We've developed a variety of activities you can run in a classroom or at home with your children, workshops that last an entire lesson, and supported multiple professional learning and development opportunities. Whenever possible, we aim to make these freely accessible so that you are able to learn, use, and modify them to fix your context. Please feel free to explore them on this and the linked pages. You may be surprised where we see earthquakes and tsunami linking into your classroom as natural hazards aren't just a topic for science teachers! 

Please note that all of our resources have been developed to be used in the New Zealand Curriculum. If you are unfamiliar with the New Zealand Curriculum, you can learn more about it here (link).

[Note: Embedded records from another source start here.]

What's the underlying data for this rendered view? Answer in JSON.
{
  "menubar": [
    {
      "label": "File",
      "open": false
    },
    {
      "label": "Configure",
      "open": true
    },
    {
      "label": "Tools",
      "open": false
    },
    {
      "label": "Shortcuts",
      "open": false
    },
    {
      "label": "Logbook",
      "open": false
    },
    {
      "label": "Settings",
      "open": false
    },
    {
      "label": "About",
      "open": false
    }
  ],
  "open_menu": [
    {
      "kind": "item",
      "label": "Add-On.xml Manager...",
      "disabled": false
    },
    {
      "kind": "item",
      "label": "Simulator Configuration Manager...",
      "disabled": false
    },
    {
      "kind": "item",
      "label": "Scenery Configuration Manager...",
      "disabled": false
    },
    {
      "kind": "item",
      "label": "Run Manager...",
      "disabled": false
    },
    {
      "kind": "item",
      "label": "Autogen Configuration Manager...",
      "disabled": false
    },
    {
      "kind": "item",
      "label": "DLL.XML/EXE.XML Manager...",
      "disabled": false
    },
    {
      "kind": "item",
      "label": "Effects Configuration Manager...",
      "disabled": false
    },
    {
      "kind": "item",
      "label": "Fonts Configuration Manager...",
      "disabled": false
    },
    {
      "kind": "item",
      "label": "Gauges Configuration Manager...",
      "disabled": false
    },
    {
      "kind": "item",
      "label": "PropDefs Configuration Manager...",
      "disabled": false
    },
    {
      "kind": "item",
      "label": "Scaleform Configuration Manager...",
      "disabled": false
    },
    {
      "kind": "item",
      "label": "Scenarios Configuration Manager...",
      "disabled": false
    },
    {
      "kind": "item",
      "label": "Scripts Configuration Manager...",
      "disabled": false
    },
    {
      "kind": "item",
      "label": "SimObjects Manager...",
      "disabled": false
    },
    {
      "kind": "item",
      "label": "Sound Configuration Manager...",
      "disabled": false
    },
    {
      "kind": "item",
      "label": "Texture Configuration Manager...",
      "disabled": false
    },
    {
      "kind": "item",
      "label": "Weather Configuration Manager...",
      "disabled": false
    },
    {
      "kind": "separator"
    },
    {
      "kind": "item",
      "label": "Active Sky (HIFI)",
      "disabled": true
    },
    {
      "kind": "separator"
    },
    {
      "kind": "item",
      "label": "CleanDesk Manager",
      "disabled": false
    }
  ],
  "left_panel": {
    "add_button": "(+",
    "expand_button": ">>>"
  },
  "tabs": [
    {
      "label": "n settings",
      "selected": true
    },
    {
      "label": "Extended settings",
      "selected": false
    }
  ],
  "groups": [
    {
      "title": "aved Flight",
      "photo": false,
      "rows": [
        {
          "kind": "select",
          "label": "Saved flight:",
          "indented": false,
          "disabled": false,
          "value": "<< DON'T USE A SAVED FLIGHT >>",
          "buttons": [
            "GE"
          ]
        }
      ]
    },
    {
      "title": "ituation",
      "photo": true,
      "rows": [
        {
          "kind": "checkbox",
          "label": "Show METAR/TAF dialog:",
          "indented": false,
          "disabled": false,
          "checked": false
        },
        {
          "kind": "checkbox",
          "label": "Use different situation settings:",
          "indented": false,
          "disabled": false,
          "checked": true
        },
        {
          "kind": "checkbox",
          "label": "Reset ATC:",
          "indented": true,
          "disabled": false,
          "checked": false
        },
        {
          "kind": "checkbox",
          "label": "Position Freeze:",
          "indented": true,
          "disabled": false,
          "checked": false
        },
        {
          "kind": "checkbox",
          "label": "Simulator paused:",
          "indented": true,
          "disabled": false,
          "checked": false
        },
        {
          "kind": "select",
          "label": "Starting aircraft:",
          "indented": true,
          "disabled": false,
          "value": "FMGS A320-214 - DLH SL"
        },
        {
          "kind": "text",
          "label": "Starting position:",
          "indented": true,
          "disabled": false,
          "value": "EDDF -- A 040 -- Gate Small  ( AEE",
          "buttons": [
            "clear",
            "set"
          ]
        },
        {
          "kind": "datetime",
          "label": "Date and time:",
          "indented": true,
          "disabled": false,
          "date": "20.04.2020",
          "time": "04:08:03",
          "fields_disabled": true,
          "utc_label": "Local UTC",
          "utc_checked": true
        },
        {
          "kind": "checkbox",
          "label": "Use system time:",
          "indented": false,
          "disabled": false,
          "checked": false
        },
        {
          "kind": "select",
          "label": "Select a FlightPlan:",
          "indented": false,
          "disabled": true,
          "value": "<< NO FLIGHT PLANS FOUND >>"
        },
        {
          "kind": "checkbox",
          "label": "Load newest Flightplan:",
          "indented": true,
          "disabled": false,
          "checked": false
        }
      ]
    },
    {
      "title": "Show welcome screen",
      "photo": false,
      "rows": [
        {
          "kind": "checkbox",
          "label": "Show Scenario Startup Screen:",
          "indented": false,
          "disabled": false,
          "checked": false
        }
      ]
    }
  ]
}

If you have any questions, please reach out. We would be happy to help tailor these resources to your class or discuss the possibility of coming to give a workshop in your community or classroom.

Rū Seismometers

KN Ru croppe.jpeg

Meet Rū, the seismometer shown to the left, named after Rūaumoko (the Māori atua of earthquakes)!

Rū is a TC-1 seismometer, which is one of several types of seismometers that have been built to teach people about how seismometers work. This type of seismometer measures vertical ground motion and is connected to a screen so that we can see in real-time the local ground motion (including people jumping!). 

At R-CET, we make Rū seismometers for free for schools that are located in communities in Tai Tokerau where we are installing research-grade seismometers. If you are interested to see if your school qualifies for a Rū, please reach out! Even if your school does not qualify for a free Rū, we might be able to make something work out.

Several of our primary school educational outreach workshops are designed around Rū seismometers, and we are designing resources for many subjects that utilise Rū data. We have previously used a Rū to teach Level 3 Mechanics and even in university tutorials about natural hazards.